March 21, 2011|By Frederick N. Rasmussen, The Baltimore Sun

Oliver F. "Ollie" Lowman Jr., a retired railroader and World War II veteran, died March 15 of multiple organ failure at Carroll Hospital Center.

The Finksburg resident was 84.

The son of a Baltimore police officer and a homemaker, Mr. Lowman was born and raised in Baltimore.

Mr.

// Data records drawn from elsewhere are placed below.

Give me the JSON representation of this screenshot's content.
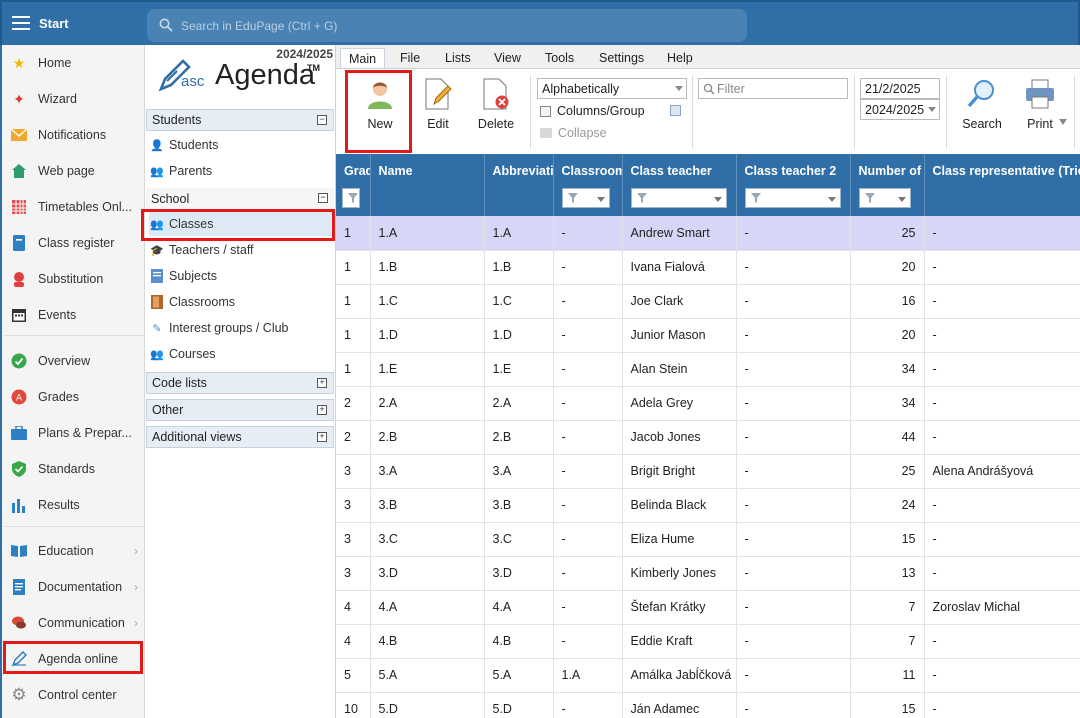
{
  "topbar": {
    "start_label": "Start",
    "search_placeholder": "Search in EduPage (Ctrl + G)"
  },
  "leftnav": {
    "items": [
      {
        "label": "Home",
        "icon": "star-icon"
      },
      {
        "label": "Wizard",
        "icon": "wand-icon"
      },
      {
        "label": "Notifications",
        "icon": "envelope-icon"
      },
      {
        "label": "Web page",
        "icon": "house-icon"
      },
      {
        "label": "Timetables Onl...",
        "icon": "timetable-icon"
      },
      {
        "label": "Class register",
        "icon": "register-icon"
      },
      {
        "label": "Substitution",
        "icon": "substitution-icon"
      },
      {
        "label": "Events",
        "icon": "calendar-icon"
      },
      {
        "label": "Overview",
        "icon": "check-circle-icon"
      },
      {
        "label": "Grades",
        "icon": "grades-icon"
      },
      {
        "label": "Plans & Prepar...",
        "icon": "briefcase-icon"
      },
      {
        "label": "Standards",
        "icon": "shield-check-icon"
      },
      {
        "label": "Results",
        "icon": "bar-chart-icon"
      },
      {
        "label": "Education",
        "icon": "book-icon"
      },
      {
        "label": "Documentation",
        "icon": "document-icon"
      },
      {
        "label": "Communication",
        "icon": "chat-icon"
      },
      {
        "label": "Agenda online",
        "icon": "pen-icon"
      },
      {
        "label": "Control center",
        "icon": "gear-icon"
      }
    ]
  },
  "logo": {
    "year": "2024/2025",
    "asc": "asc",
    "agenda": "Agenda",
    "tm": "TM"
  },
  "tree": {
    "students_header": "Students",
    "students_items": [
      "Students",
      "Parents"
    ],
    "school_header": "School",
    "school_items": [
      "Classes",
      "Teachers / staff",
      "Subjects",
      "Classrooms",
      "Interest groups / Club",
      "Courses"
    ],
    "code_lists": "Code lists",
    "other": "Other",
    "additional_views": "Additional views",
    "expand_glyph": "+",
    "collapse_glyph": "−"
  },
  "menu": {
    "tabs": [
      "Main",
      "File",
      "Lists",
      "View",
      "Tools",
      "Settings",
      "Help"
    ]
  },
  "toolbar": {
    "new_label": "New",
    "edit_label": "Edit",
    "delete_label": "Delete",
    "sort_value": "Alphabetically",
    "columns_group": "Columns/Group",
    "collapse": "Collapse",
    "filter_placeholder": "Filter",
    "date_value": "21/2/2025",
    "year_value": "2024/2025",
    "search_label": "Search",
    "print_label": "Print"
  },
  "grid": {
    "columns": [
      "Grade",
      "Name",
      "Abbreviation",
      "Classroom",
      "Class teacher",
      "Class teacher 2",
      "Number of students",
      "Class representative (Triedny dôverník)"
    ],
    "rows": [
      [
        "1",
        "1.A",
        "1.A",
        "-",
        "Andrew Smart",
        "-",
        "25",
        "-"
      ],
      [
        "1",
        "1.B",
        "1.B",
        "-",
        "Ivana Fialová",
        "-",
        "20",
        "-"
      ],
      [
        "1",
        "1.C",
        "1.C",
        "-",
        "Joe Clark",
        "-",
        "16",
        "-"
      ],
      [
        "1",
        "1.D",
        "1.D",
        "-",
        "Junior Mason",
        "-",
        "20",
        "-"
      ],
      [
        "1",
        "1.E",
        "1.E",
        "-",
        "Alan Stein",
        "-",
        "34",
        "-"
      ],
      [
        "2",
        "2.A",
        "2.A",
        "-",
        "Adela Grey",
        "-",
        "34",
        "-"
      ],
      [
        "2",
        "2.B",
        "2.B",
        "-",
        "Jacob Jones",
        "-",
        "44",
        "-"
      ],
      [
        "3",
        "3.A",
        "3.A",
        "-",
        "Brigit Bright",
        "-",
        "25",
        "Alena Andrášyová"
      ],
      [
        "3",
        "3.B",
        "3.B",
        "-",
        "Belinda Black",
        "-",
        "24",
        "-"
      ],
      [
        "3",
        "3.C",
        "3.C",
        "-",
        "Eliza Hume",
        "-",
        "15",
        "-"
      ],
      [
        "3",
        "3.D",
        "3.D",
        "-",
        "Kimberly Jones",
        "-",
        "13",
        "-"
      ],
      [
        "4",
        "4.A",
        "4.A",
        "-",
        "Štefan Krátky",
        "-",
        "7",
        "Zoroslav Michal"
      ],
      [
        "4",
        "4.B",
        "4.B",
        "-",
        "Eddie Kraft",
        "-",
        "7",
        "-"
      ],
      [
        "5",
        "5.A",
        "5.A",
        "1.A",
        "Amálka Jabĺčková",
        "-",
        "11",
        "-"
      ],
      [
        "10",
        "5.D",
        "5.D",
        "-",
        "Ján Adamec",
        "-",
        "15",
        "-"
      ]
    ]
  },
  "colors": {
    "header_blue": "#2f6ea6",
    "highlight_red": "#e21a1a",
    "selected_row": "#d6d6f6"
  }
}
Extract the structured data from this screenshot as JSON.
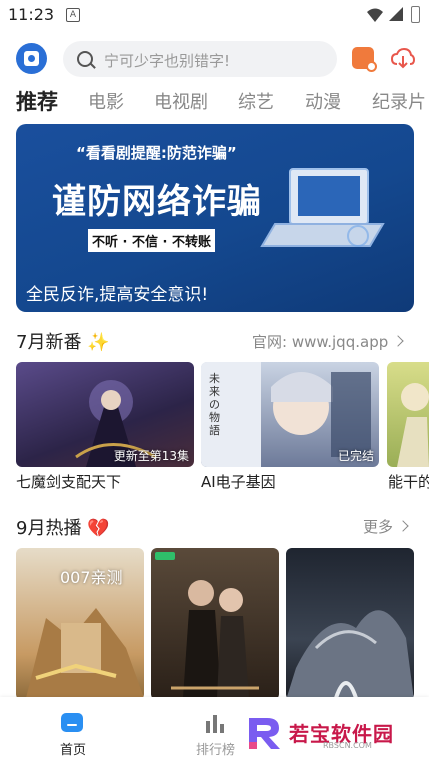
{
  "status_bar": {
    "time": "11:23",
    "notification_glyph": "A"
  },
  "header": {
    "search_placeholder": "宁可少字也别错字!"
  },
  "tabs": [
    "推荐",
    "电影",
    "电视剧",
    "综艺",
    "动漫",
    "纪录片"
  ],
  "banner": {
    "top_line": "“看看剧提醒:防范诈骗”",
    "title": "谨防网络诈骗",
    "slogan": "不听 · 不信 · 不转账",
    "caption": "全民反诈,提高安全意识!"
  },
  "section_new": {
    "title": "7月新番",
    "title_icon": "sparkles-icon",
    "more": "官网: www.jqq.app",
    "items": [
      {
        "name": "七魔剑支配天下",
        "badge": "更新至第13集",
        "bg": "#3a2f5c"
      },
      {
        "name": "AI电子基因",
        "badge": "已完结",
        "bg": "#8a8fa8",
        "poster_text": "未来の物語"
      },
      {
        "name": "能干的",
        "badge": "",
        "bg": "#b7c46a"
      }
    ]
  },
  "section_hot": {
    "title": "9月热播",
    "title_icon": "broken-heart-icon",
    "more": "更多",
    "items": [
      {
        "overlay": "007亲测",
        "bg": "#c9a66b"
      },
      {
        "overlay": "",
        "bg": "#3c2e22"
      },
      {
        "overlay": "",
        "bg": "#2a2f3a"
      }
    ]
  },
  "bottom_nav": [
    {
      "label": "首页",
      "icon": "home-icon",
      "active": true
    },
    {
      "label": "排行榜",
      "icon": "rank-icon",
      "active": false
    }
  ],
  "watermark": {
    "text": "若宝软件园",
    "sub": "RBSCN.COM"
  },
  "colors": {
    "accent": "#2a8ff2",
    "banner": "#1a4f9d",
    "watermark": "#c8184a"
  }
}
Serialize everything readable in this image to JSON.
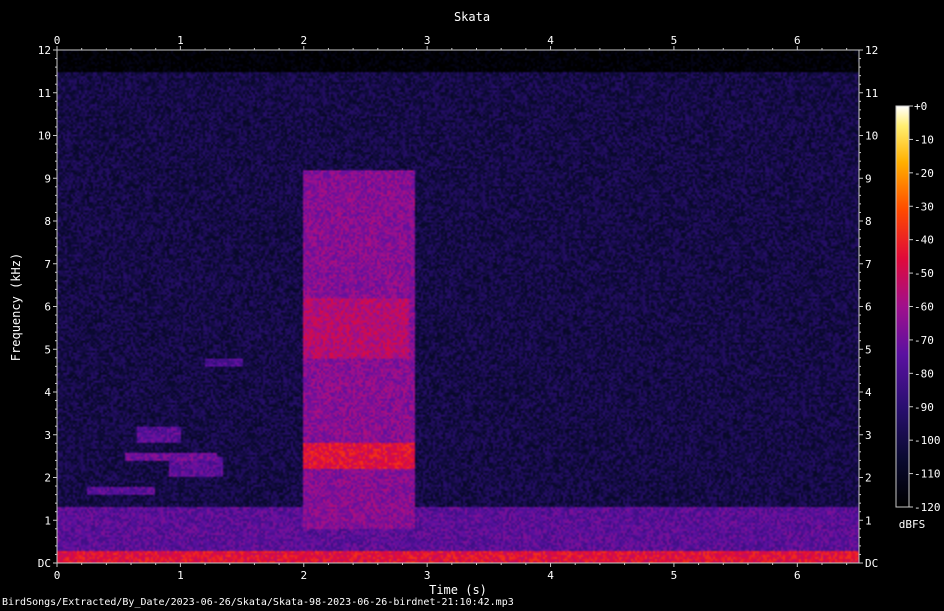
{
  "chart_data": {
    "type": "heatmap",
    "title": "Skata",
    "xlabel": "Time (s)",
    "ylabel": "Frequency (kHz)",
    "xlim": [
      0,
      6.5
    ],
    "ylim": [
      0,
      12
    ],
    "x_ticks": [
      "0",
      "1",
      "2",
      "3",
      "4",
      "5",
      "6"
    ],
    "y_ticks": [
      "DC",
      "1",
      "2",
      "3",
      "4",
      "5",
      "6",
      "7",
      "8",
      "9",
      "10",
      "11",
      "12"
    ],
    "colorbar": {
      "label": "dBFS",
      "range": [
        -120,
        0
      ],
      "ticks": [
        "+0",
        "-10",
        "-20",
        "-30",
        "-40",
        "-50",
        "-60",
        "-70",
        "-80",
        "-90",
        "-100",
        "-110",
        "-120"
      ]
    },
    "background_level_db": -100,
    "features": [
      {
        "t0": 2.0,
        "t1": 2.9,
        "f0": 0.8,
        "f1": 9.2,
        "level_db": -65
      },
      {
        "t0": 2.0,
        "t1": 2.9,
        "f0": 2.2,
        "f1": 2.8,
        "level_db": -45
      },
      {
        "t0": 2.0,
        "t1": 2.85,
        "f0": 4.8,
        "f1": 6.2,
        "level_db": -55
      },
      {
        "t0": 0.25,
        "t1": 0.8,
        "f0": 1.6,
        "f1": 1.8,
        "level_db": -75
      },
      {
        "t0": 0.55,
        "t1": 1.3,
        "f0": 2.4,
        "f1": 2.6,
        "level_db": -70
      },
      {
        "t0": 0.65,
        "t1": 1.0,
        "f0": 2.8,
        "f1": 3.2,
        "level_db": -75
      },
      {
        "t0": 0.9,
        "t1": 1.35,
        "f0": 2.0,
        "f1": 2.5,
        "level_db": -75
      },
      {
        "t0": 1.2,
        "t1": 1.5,
        "f0": 4.6,
        "f1": 4.8,
        "level_db": -80
      },
      {
        "t0": 0.0,
        "t1": 6.5,
        "f0": 0.0,
        "f1": 0.3,
        "level_db": -45
      },
      {
        "t0": 0.0,
        "t1": 6.5,
        "f0": 0.3,
        "f1": 1.3,
        "level_db": -75
      }
    ]
  },
  "footer_path": "BirdSongs/Extracted/By_Date/2023-06-26/Skata/Skata-98-2023-06-26-birdnet-21:10:42.mp3"
}
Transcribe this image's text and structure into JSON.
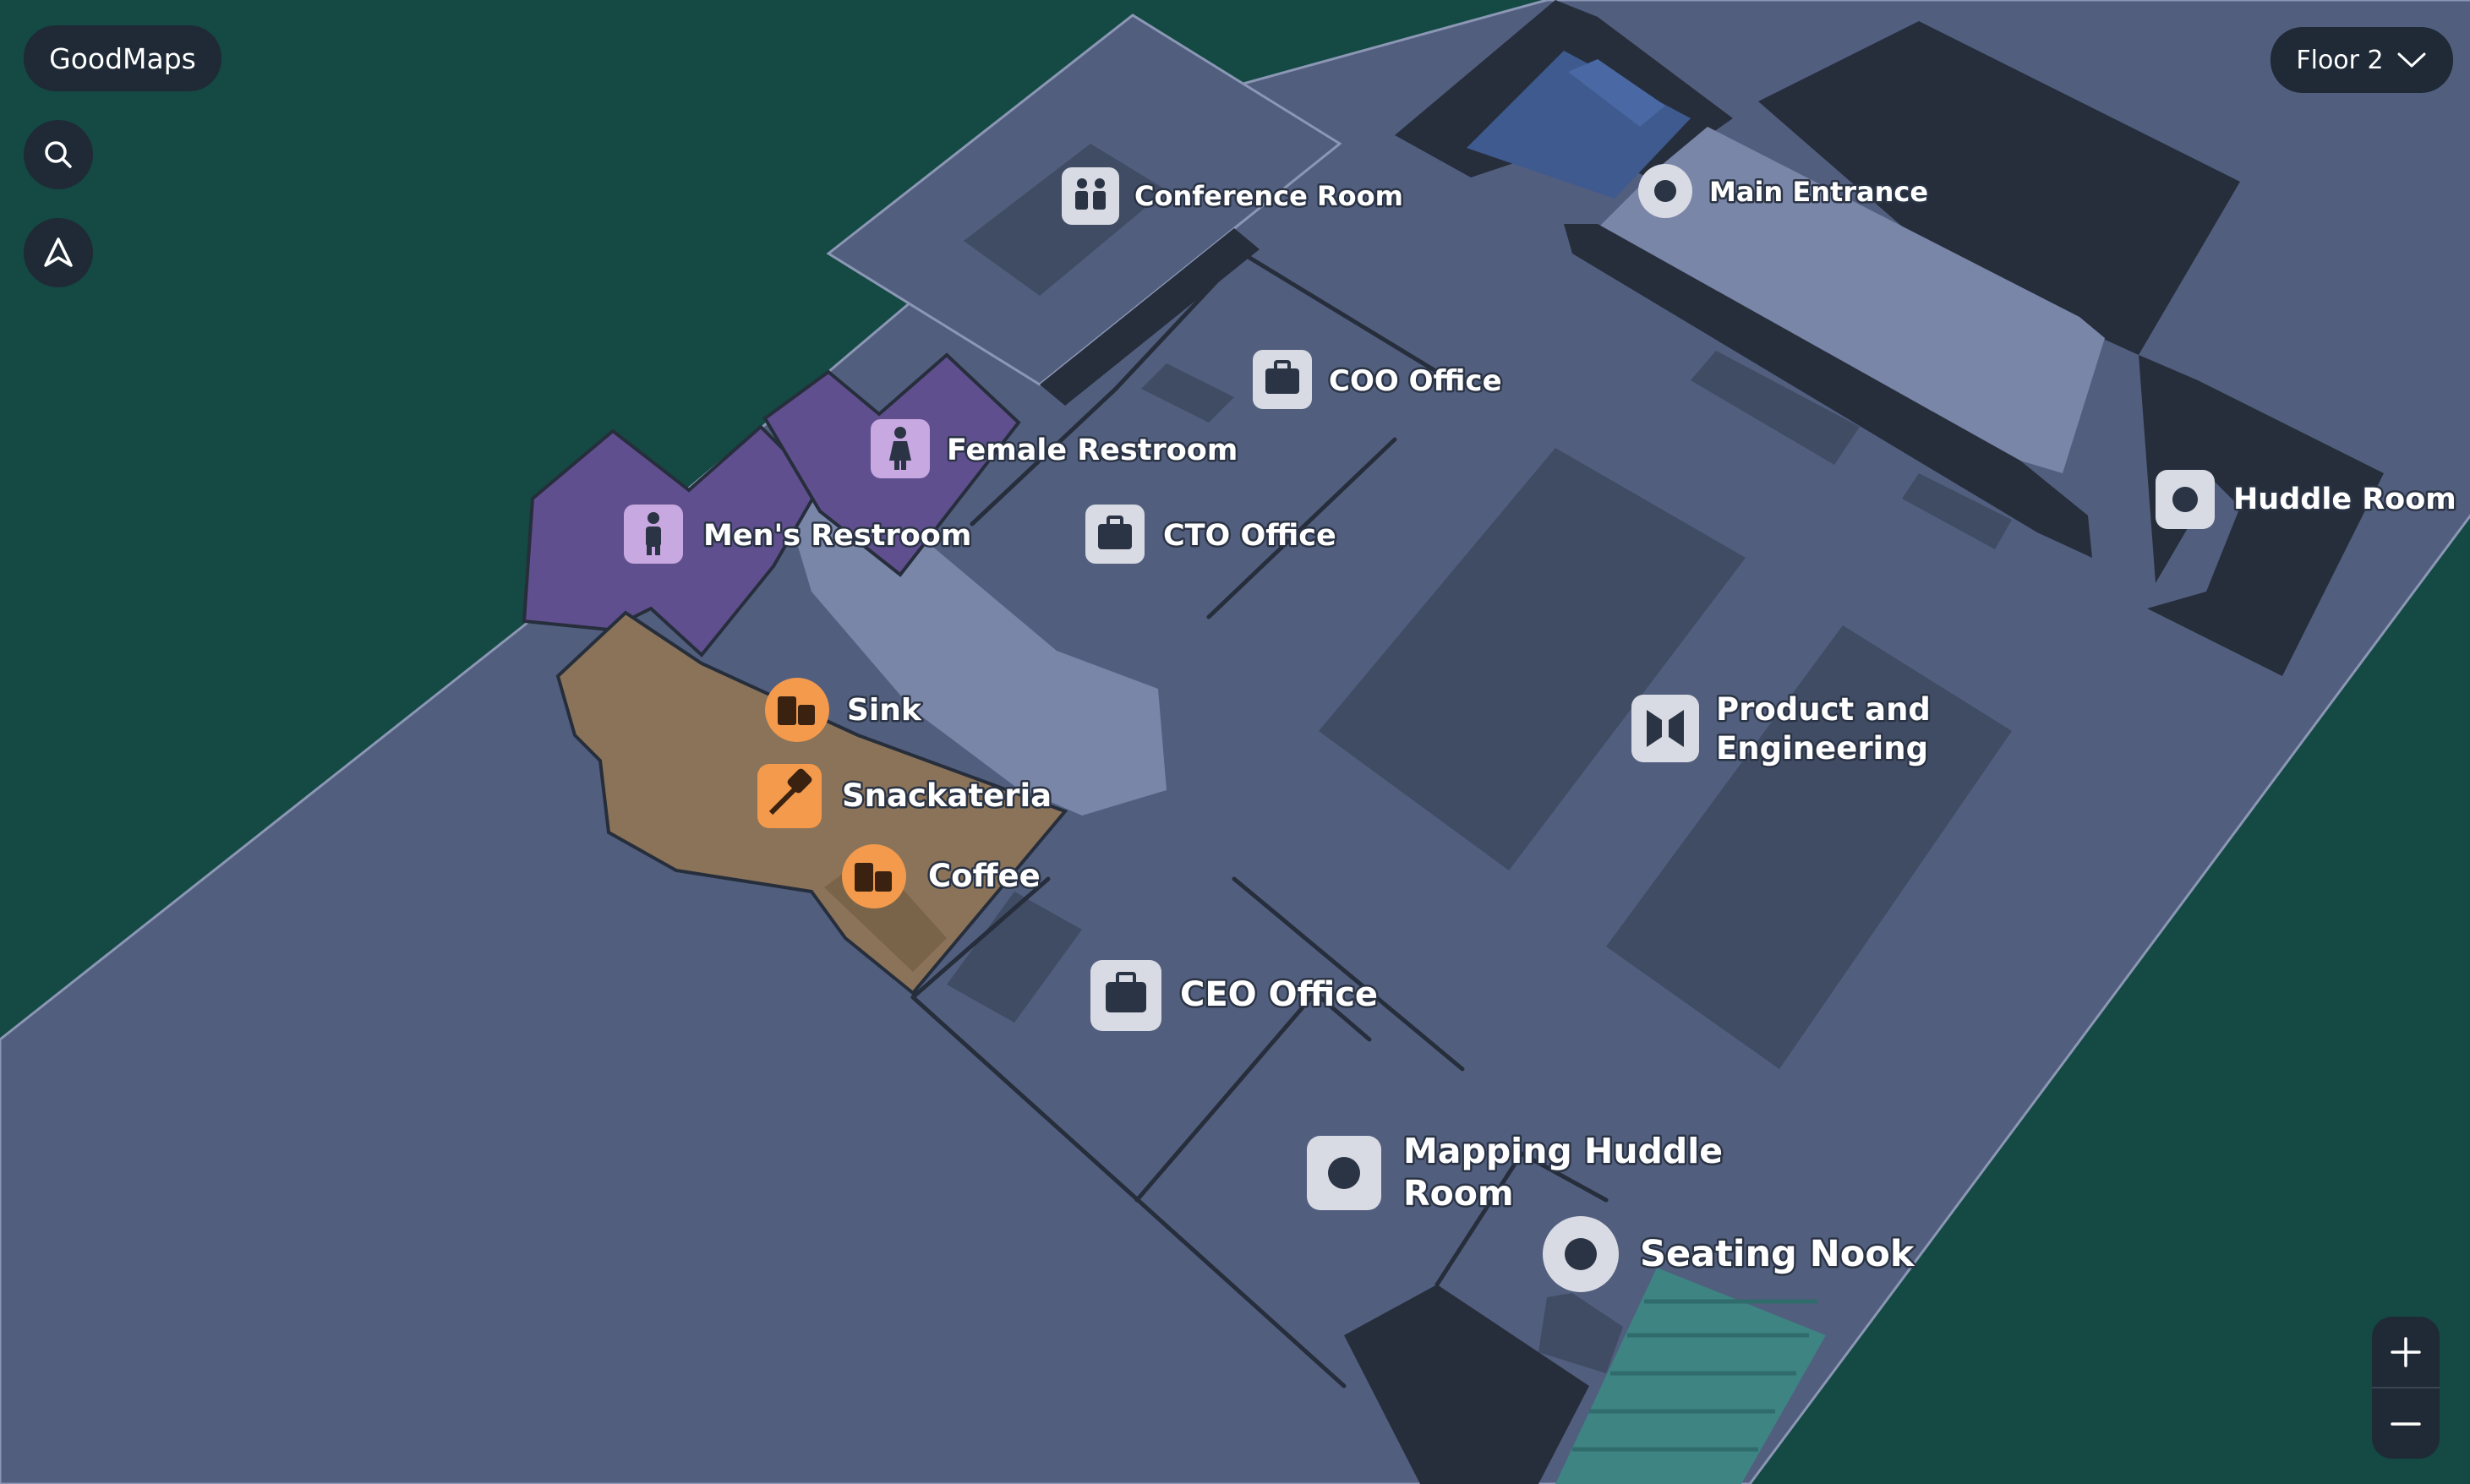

Lowman dropped out of high school and enlisted in the Navy in 1943. He served in the Atlantic as a gunner aboard the light cruisers USS Philadelphia and USS Providence and the freighter SS Rhode Island.

He was discharged at war's end with the rank of seaman.

"They called the Providence the 'Galloping Ghost of the Sicily Coast,' because the Germans reported sinking the ship twice," said a daughter, Kathy Walsh of Finksburg.

After the war, Mr. Lowman went to work for the old Pennsylvania Railroad and later Penn-Central as a freight conductor. He was based at Bayview Yard in East Baltimore until retiring from successor company Conrail in 1988.

The former Woodlawn resident, who moved to Finksburg 34 years ago, was an avid HO-gauge model railroader who enjoyed working on his permanent layout and building from scratch many of its components.

He and his wife of 61 years, the former Margaret E. Jenkins, enjoyed visiting Skyline Drive in the spring and autumn, where they rented a cabin and hiked local trails.

Mr. Lowman was also a Civil War buff who liked visiting battlefields.

Services will be held at 10 a.m. Wednesday at the Eline Funeral Home, 934 S. Main St., Hampstead.

In addition to his wife and daughter, Mr. Lowman is survived by a son, Frank Lowman III of Hampstead; two other daughters, Patricia O'Bradovich of Linthicum and Linda Smith of Glenville, Pa.; a brother, Charles Keyser of Westminster; and seven grandchildren.